The white-browed foliage gleaner is monotypic.

==Description==

The white-browed foliage-gleaner is 15 to 16 cm long. It is a medium-sized furnariid with a wedge-shaped bill. The sexes have the same plumage. Adults have a wide buff-white supercilium, a dark brown band behind the eye, and an indistinct brown "moustache" on an otherwise lightly flecked and streaked, light buff, face. Their crown is brown with black-edged white feathers at the center of the back, and they have a narrow pale buff collar that extends onto the side of their neck. Their back is rich medium brown, their rump a slightly paler brown, and their uppertail coverts rufous. Their tail is rufous with bare shafts at the very end of the feathers. Their wings are rich medium brown with darker brown primary coverts. Their throat is creamy whitish, their breast light brown with wide but blurry pale buff streaks, their belly unstreaked light brown, and their flanks and undertail coverts slightly darker brown with a rufescent tinge. Their iris is dark brown, their bill pale horn with some pale gray, and their legs and feet brownish cream to cream-tinged olive.

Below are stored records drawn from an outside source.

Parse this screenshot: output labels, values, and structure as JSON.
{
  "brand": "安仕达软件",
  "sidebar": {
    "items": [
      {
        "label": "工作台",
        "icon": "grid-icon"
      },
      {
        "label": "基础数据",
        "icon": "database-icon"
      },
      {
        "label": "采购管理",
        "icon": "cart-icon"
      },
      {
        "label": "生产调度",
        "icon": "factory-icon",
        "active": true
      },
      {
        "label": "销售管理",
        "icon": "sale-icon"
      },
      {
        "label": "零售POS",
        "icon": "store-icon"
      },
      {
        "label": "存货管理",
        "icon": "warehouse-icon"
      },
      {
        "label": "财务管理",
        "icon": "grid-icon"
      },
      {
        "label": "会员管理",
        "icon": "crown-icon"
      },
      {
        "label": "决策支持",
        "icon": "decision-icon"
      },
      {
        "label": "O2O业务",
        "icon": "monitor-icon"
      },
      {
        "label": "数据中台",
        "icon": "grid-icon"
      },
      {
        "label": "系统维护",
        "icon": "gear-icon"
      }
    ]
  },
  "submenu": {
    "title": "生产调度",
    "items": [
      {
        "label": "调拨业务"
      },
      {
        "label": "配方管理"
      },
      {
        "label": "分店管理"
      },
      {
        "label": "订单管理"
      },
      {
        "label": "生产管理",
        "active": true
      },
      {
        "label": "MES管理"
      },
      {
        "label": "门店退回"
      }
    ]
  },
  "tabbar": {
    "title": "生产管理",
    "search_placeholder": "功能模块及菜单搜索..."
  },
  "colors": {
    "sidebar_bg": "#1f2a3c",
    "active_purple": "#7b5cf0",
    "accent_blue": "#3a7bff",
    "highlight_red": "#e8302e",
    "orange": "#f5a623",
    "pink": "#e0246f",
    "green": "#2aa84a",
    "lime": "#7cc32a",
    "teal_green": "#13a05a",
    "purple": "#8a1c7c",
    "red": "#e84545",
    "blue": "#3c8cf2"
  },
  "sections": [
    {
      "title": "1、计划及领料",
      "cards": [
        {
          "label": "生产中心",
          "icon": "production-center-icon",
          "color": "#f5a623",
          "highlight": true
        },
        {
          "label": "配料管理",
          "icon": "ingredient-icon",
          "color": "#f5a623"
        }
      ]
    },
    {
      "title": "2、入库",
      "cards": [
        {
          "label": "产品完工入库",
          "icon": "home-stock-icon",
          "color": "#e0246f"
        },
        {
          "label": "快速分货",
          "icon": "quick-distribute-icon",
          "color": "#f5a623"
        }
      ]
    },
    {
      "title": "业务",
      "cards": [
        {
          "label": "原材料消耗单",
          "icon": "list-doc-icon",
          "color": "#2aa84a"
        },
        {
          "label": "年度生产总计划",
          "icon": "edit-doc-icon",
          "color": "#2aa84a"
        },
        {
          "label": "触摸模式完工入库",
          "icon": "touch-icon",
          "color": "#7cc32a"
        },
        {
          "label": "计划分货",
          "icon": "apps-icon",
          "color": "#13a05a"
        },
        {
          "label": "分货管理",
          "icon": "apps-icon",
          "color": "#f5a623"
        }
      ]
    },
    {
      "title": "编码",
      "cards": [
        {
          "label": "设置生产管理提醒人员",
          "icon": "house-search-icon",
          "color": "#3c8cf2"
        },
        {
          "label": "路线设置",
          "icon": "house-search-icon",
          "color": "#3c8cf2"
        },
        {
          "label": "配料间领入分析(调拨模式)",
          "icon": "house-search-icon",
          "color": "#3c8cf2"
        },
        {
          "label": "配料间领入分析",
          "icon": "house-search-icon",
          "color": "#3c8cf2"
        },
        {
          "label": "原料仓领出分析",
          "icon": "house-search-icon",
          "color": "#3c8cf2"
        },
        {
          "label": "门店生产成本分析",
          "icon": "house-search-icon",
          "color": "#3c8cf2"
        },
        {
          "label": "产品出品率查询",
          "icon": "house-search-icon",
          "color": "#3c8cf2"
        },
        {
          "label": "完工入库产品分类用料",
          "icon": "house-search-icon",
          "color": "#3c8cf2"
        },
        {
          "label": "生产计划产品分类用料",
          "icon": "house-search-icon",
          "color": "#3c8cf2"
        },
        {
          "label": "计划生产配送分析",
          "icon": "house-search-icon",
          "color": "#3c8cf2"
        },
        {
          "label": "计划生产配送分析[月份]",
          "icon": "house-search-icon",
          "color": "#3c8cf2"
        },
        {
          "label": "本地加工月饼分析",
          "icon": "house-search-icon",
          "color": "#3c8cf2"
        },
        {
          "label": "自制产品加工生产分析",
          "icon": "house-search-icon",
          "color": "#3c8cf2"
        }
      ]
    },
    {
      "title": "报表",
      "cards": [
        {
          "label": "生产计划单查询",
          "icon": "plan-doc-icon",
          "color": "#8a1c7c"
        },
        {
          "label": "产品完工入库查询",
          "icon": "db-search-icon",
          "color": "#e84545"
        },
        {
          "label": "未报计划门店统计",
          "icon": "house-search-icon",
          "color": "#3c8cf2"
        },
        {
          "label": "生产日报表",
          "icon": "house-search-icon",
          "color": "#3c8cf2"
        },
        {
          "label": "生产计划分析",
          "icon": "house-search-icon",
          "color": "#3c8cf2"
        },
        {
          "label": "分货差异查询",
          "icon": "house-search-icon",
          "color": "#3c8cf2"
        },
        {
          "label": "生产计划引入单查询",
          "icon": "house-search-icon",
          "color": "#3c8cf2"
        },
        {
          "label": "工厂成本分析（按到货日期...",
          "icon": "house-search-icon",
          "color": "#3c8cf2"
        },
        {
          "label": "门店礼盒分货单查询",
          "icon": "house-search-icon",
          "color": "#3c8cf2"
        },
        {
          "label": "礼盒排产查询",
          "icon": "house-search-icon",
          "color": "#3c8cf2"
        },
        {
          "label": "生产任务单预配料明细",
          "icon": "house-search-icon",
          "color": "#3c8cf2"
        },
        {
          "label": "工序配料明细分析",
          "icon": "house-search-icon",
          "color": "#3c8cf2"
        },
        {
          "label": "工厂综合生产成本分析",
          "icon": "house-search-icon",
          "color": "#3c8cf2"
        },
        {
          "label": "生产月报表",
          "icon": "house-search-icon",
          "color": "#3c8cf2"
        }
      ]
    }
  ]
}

==Distribution and habitat==

The white-browed foliage-gleaner is found from Espírito Santo in southeastern Brazil south into Rio Grande do Sul and Argentina's Misiones Province. Though some taxonomic systems also include southeastern Paraguay in the species' range, the South American Classification Committee of the American Ornithological Society treats it as hypothetical in that country because the records are undocumented. In much of its Brazilian range the species inhabits montane evergreen forest and tall secondary forest. At the southern end of its range in Brazil, Argentina, and apparently Paraguay, it inhabits lowland and hilly forest. In elevation it ranges mostly from 600 to 1500 m but locally is found down to sea level.

==Behavior==
===Movement===

The white-browed foliage-gleaner is a year-round resident throughout its range.

===Feeding===

The white-browed foliage-gleaner feeds on adult and larval arthropods. It usually forages as part of mixed-species feeding flocks, and usually in the forest's understory though it will feed as high as the subcanopy. It acrobatically gleans, probes, and pecks for its prey in dead leaves, debris, and branches. It occasionally will sally a short distance from a perch to capture prey.

===Breeding===

Nothing is known about the white-browed foliage-gleaner's breeding biology.

===Vocalization===

The white-browed foliage-gleaner's song is "a short, accelerated, ascending and descending series of very/ext. high 'seep' notes". Its call is an "extr. high, thin 'steep tseep seepseep -' ".

==Status==

The IUCN has assessed the white-browed foliage-gleaner as least concern. It has a limited range and an unknown population size that is believed to be decreasing. The main threat is the continuing clearing of the Atlantic Forest for agriculture, industrialization, and urban expansion. The species "is now largely confined to a number of protected areas". It is considered rare to fairly common in most areas but "definitely rare and local" in the lower elevation southern part of its range.